A veces, los fines de semana que empiezan improvisados terminan siendo los más reveladores. Maite Cáceres lo comprobó en carne propia en la Winter Series de la Fórmula FARA, disputada en Homestead, Miami. Allí, la uruguaya fue convocada a último momento por el Olivia Racing, nuevo nombre del ex International Motorsport, para subirse a un F4 USA recién desempacado y ayudar a ponerlo a punto.
El equipo acababa de adquirir el monoplaza y necesitaba una mano experta para empezar a entenderlo. ¿Quién mejor que Maite, que ya había corrido con ellos en 2023? Así fue que, sin demasiado tiempo para ensayos, ajustó la butaca y salió a pista el viernes para las comunitarias, con la misión clara: evolucionar el auto.
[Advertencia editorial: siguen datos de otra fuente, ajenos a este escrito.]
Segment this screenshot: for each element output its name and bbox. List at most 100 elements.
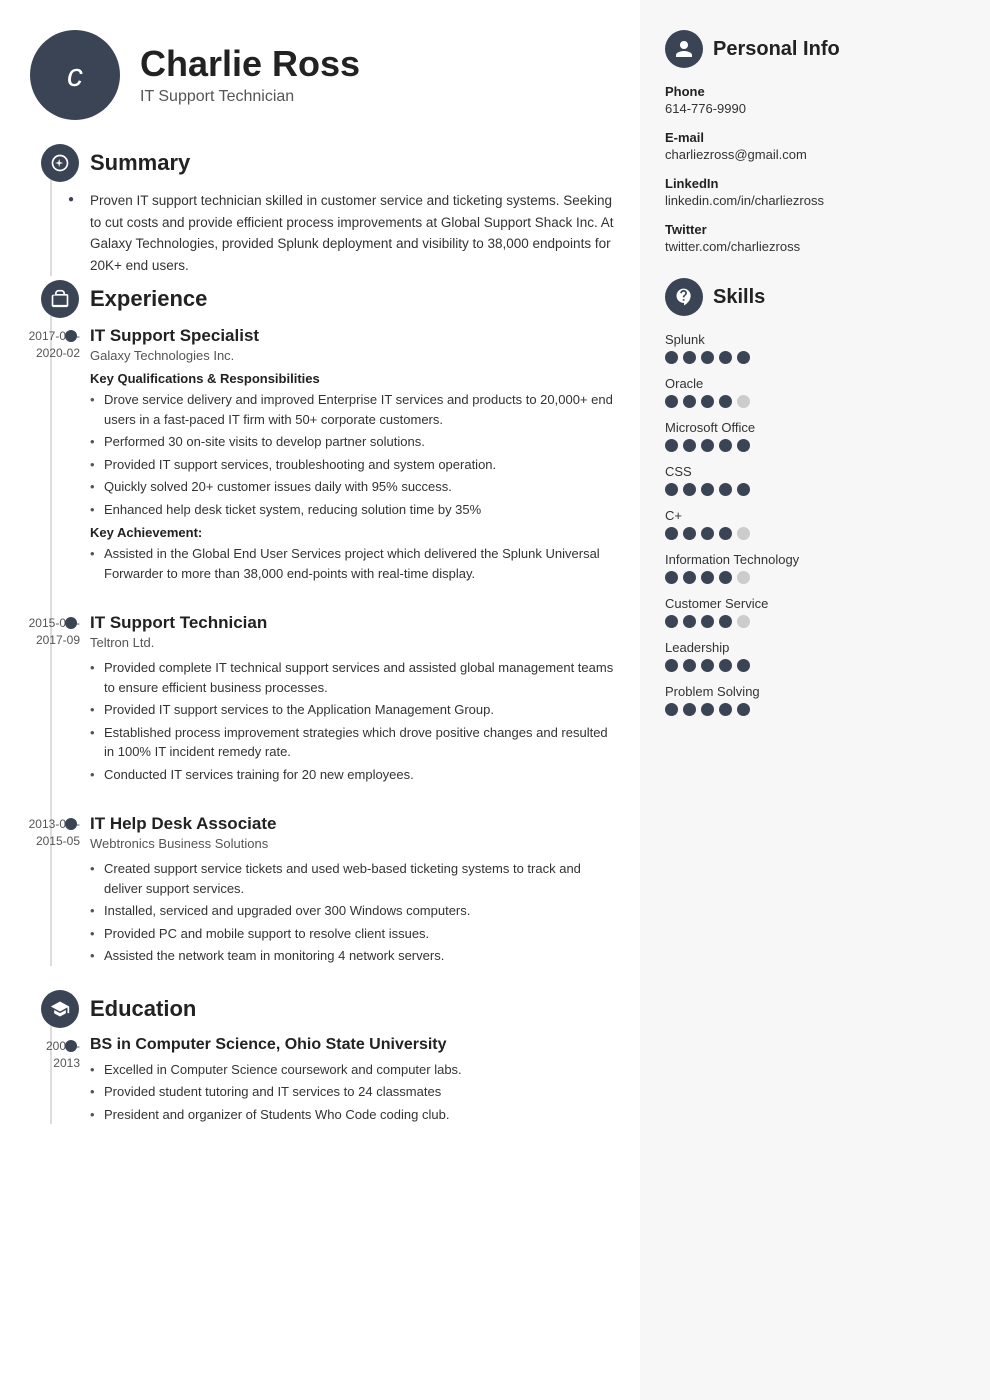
- skill-row-3: CSS: [665, 464, 965, 496]
- skills-icon: [665, 278, 703, 316]
- personal-info-items: Phone 614-776-9990 E-mail charliezross@g…: [665, 84, 965, 254]
- skill-dot: [683, 351, 696, 364]
- skill-dot: [701, 615, 714, 628]
- skill-dot: [719, 351, 732, 364]
- list-item: Assisted the network team in monitoring …: [90, 946, 620, 966]
- skill-dot: [737, 395, 750, 408]
- exp-company-3: Webtronics Business Solutions: [90, 836, 620, 851]
- skill-dots-8: [665, 703, 965, 716]
- summary-icon: [41, 144, 79, 182]
- exp-entry-1: 2017-07 -2020-02 IT Support Specialist G…: [90, 326, 620, 583]
- skill-dot: [737, 571, 750, 584]
- exp-entry-2: 2015-06 -2017-09 IT Support Technician T…: [90, 613, 620, 784]
- exp-company-2: Teltron Ltd.: [90, 635, 620, 650]
- education-header: Education: [90, 996, 620, 1022]
- skill-dot: [683, 395, 696, 408]
- pi-linkedin: LinkedIn linkedin.com/in/charliezross: [665, 176, 965, 208]
- skill-dot: [701, 395, 714, 408]
- pi-linkedin-value: linkedin.com/in/charliezross: [665, 193, 965, 208]
- experience-title: Experience: [90, 286, 207, 312]
- skill-dot: [683, 659, 696, 672]
- skill-row-6: Customer Service: [665, 596, 965, 628]
- skill-name-8: Problem Solving: [665, 684, 965, 699]
- pi-phone: Phone 614-776-9990: [665, 84, 965, 116]
- edu-bullets-1: Excelled in Computer Science coursework …: [90, 1060, 620, 1125]
- skills-list: Splunk Oracle Microsoft Office CSS C+ Informa…: [665, 332, 965, 716]
- skill-dot: [701, 571, 714, 584]
- skill-dot: [665, 615, 678, 628]
- skill-dots-2: [665, 439, 965, 452]
- skill-dot: [737, 439, 750, 452]
- skill-dot: [737, 659, 750, 672]
- exp-company-1: Galaxy Technologies Inc.: [90, 348, 620, 363]
- header-text: Charlie Ross IT Support Technician: [140, 44, 360, 106]
- skill-dot: [719, 571, 732, 584]
- skill-dot: [737, 527, 750, 540]
- skill-dots-6: [665, 615, 965, 628]
- skill-name-0: Splunk: [665, 332, 965, 347]
- skill-dot: [683, 439, 696, 452]
- skill-dot: [665, 351, 678, 364]
- edu-title-1: BS in Computer Science, Ohio State Unive…: [90, 1036, 620, 1054]
- list-item: Provided IT support services to the Appl…: [90, 700, 620, 720]
- skill-dot: [701, 659, 714, 672]
- skill-dot: [737, 483, 750, 496]
- list-item: Provided IT support services, troublesho…: [90, 455, 620, 475]
- pi-email-value: charliezross@gmail.com: [665, 147, 965, 162]
- skill-dot: [683, 571, 696, 584]
- skill-row-1: Oracle: [665, 376, 965, 408]
- personal-info-icon: [665, 30, 703, 68]
- skill-dot: [701, 703, 714, 716]
- skill-dot: [719, 703, 732, 716]
- list-item: Provided complete IT technical support s…: [90, 658, 620, 697]
- list-item: Excelled in Computer Science coursework …: [90, 1060, 620, 1080]
- skill-dot: [665, 395, 678, 408]
- right-column: Personal Info Phone 614-776-9990 E-mail …: [640, 0, 990, 1400]
- pi-phone-value: 614-776-9990: [665, 101, 965, 116]
- skill-dot: [665, 703, 678, 716]
- skill-dot: [737, 615, 750, 628]
- exp-title-1: IT Support Specialist: [90, 326, 620, 346]
- experience-section: Experience 2017-07 -2020-02 IT Support S…: [30, 286, 620, 966]
- list-item: Assisted in the Global End User Services…: [90, 544, 620, 583]
- skills-header: Skills: [665, 278, 965, 316]
- edu-dot-1: [65, 1040, 77, 1052]
- pi-email-label: E-mail: [665, 130, 965, 145]
- skill-name-3: CSS: [665, 464, 965, 479]
- list-item: Conducted IT services training for 20 ne…: [90, 765, 620, 785]
- experience-icon: [41, 280, 79, 318]
- skill-name-1: Oracle: [665, 376, 965, 391]
- pi-email: E-mail charliezross@gmail.com: [665, 130, 965, 162]
- skill-row-5: Information Technology: [665, 552, 965, 584]
- list-item: Provided student tutoring and IT service…: [90, 1082, 620, 1102]
- skills-title: Skills: [713, 286, 765, 309]
- exp-bullets-1b: Assisted in the Global End User Services…: [90, 544, 620, 583]
- skill-dot: [665, 483, 678, 496]
- experience-header: Experience: [90, 286, 620, 312]
- header: c Charlie Ross IT Support Technician: [30, 30, 620, 120]
- list-item: Provided PC and mobile support to resolv…: [90, 924, 620, 944]
- exp-entry-3: 2013-06 -2015-05 IT Help Desk Associate …: [90, 814, 620, 966]
- list-item: Quickly solved 20+ customer issues daily…: [90, 477, 620, 497]
- skill-row-2: Microsoft Office: [665, 420, 965, 452]
- candidate-name: Charlie Ross: [140, 44, 360, 84]
- exp-bullets-3: Created support service tickets and used…: [90, 859, 620, 966]
- exp-bullets-2: Provided complete IT technical support s…: [90, 658, 620, 784]
- skill-row-7: Leadership: [665, 640, 965, 672]
- skill-dot: [719, 527, 732, 540]
- resume-wrapper: c Charlie Ross IT Support Technician Sum…: [0, 0, 990, 1400]
- skill-row-4: C+: [665, 508, 965, 540]
- skill-row-0: Splunk: [665, 332, 965, 364]
- summary-header: Summary: [90, 150, 620, 176]
- skill-dot: [665, 439, 678, 452]
- compass-icon: [50, 153, 70, 173]
- list-item: Installed, serviced and upgraded over 30…: [90, 901, 620, 921]
- list-item: Established process improvement strategi…: [90, 723, 620, 762]
- exp-bullets-1a: Drove service delivery and improved Ente…: [90, 390, 620, 519]
- summary-section: Summary Proven IT support technician ski…: [30, 150, 620, 276]
- exp-subheader-1b: Key Achievement:: [90, 525, 620, 540]
- left-column: c Charlie Ross IT Support Technician Sum…: [0, 0, 640, 1400]
- skill-dot: [701, 483, 714, 496]
- pi-twitter-value: twitter.com/charliezross: [665, 239, 965, 254]
- briefcase-icon: [50, 289, 70, 309]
Lo deportivo, en todo caso, sería un plus.
En la primera carrera largó tercera y cruzó la meta en la misma posición, sólida y precisa. En la segunda, repitió P3 de largada pero esta vez terminó segunda, mostrando ritmo creciente y una lectura fina del comportamiento del auto. Y en la tercera, otra vez desde la tercera plaza, se lanzó a por el primer puesto a falta de tres vueltas. El intento fue ambicioso, no funcionó, y en el juego de frenadas el tercero la emparejó. En el giro siguiente, el toque: Maite fue embestida y cayó hasta el décimo lugar.
El futuro inmediato de Maite aún es una incógnita. La Rafa Racing Academy, que la respalda, evaluará los pasos a seguir. La idea de pasar a los GT en Estados Unidos está sobre la mesa, pero como siempre en el automovilismo, los planes dependen tanto del talento como del presupuesto.